The fact is the bankruptcy filing contains aggregated operational financial information and a list of the hospital’s debts. While some of that is interesting, it doesn’t offer insight into when the financial woes started, exactly why they started, who knew of the situation and how they reacted.

Still, some clues can be found in the pile of paperwork, but other portions and the way words and sentences are structured seem just flat out disingenuous.

A motion filed as part of the hospital’s bankruptcy filing states the first reason for the bankruptcy was “costly, ill-timed and poorly integrated acquisition of physician practices and new clinical technologies.”

In layman’s terms, the second part of that sentence means the hospital purchased equipment — in this case a daVinci surgical robot system and a Dillon scanner — for which they didn’t have enough patients to justify. Like hundreds of thousands of Americans who bought houses they couldn’t afford, Natchez Regional bought more equipment than it could afford.

The second part of the bankruptcy excuse meant the hospital hired doctors — and perhaps paid their support staffs, too — but either couldn’t help them become profitable or just didn’t demand accountability for the number of patients seen, etc. Who knows the cause, but it was clearly a cash drain.

The very next sentence points to Quorum management, presumably referring to the hospital’s former management company Quorum Health Resources, citing the company “expended millions of dollars to recruit, relocate and subsidize physician practices.”

Late in the motion, NRMC suggests they were addressing the problem by terminating four provider agreements — cardiology, vascular surgery, neurology and family practice.

If the “cardiology” agreement references cardiologist Dr. Brad LeMay, the document is misleading. LeMay came to Natchez in 2010, and left, begrudgingly in May 2013. He came to Natchez more than a year after Quorum was ousted.

Without more information, it’s difficult to know the document is, in fact, referring to LeMay’s contract or not. Even if it’s not, however, for the hospital to blame Quorum for the bankruptcy seems completely off base.

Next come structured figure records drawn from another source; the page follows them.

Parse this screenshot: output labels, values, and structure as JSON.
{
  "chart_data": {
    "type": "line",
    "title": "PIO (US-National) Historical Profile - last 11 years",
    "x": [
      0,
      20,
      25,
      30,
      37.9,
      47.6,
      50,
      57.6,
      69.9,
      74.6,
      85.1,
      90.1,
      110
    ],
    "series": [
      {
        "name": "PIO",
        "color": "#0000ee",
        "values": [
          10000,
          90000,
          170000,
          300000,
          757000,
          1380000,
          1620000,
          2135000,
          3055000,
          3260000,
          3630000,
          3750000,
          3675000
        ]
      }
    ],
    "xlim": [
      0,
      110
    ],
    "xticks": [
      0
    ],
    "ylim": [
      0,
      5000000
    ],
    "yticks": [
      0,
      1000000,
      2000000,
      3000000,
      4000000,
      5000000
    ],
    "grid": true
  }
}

If anyone is to blame for the recent financial woes, it would be former CEO Bill Heburn. In corporations and in hospitals, the buck stops at the top. The three people who seemed to know, or should have known, the depth of the problem included Heburn — who left in October — CFO Charles Mock and board attorney Brown.

Since none of them are talking, the hospital’s owners are left to sift through court paperwork and ask: How could this have happened when professionals were supposed to be watching?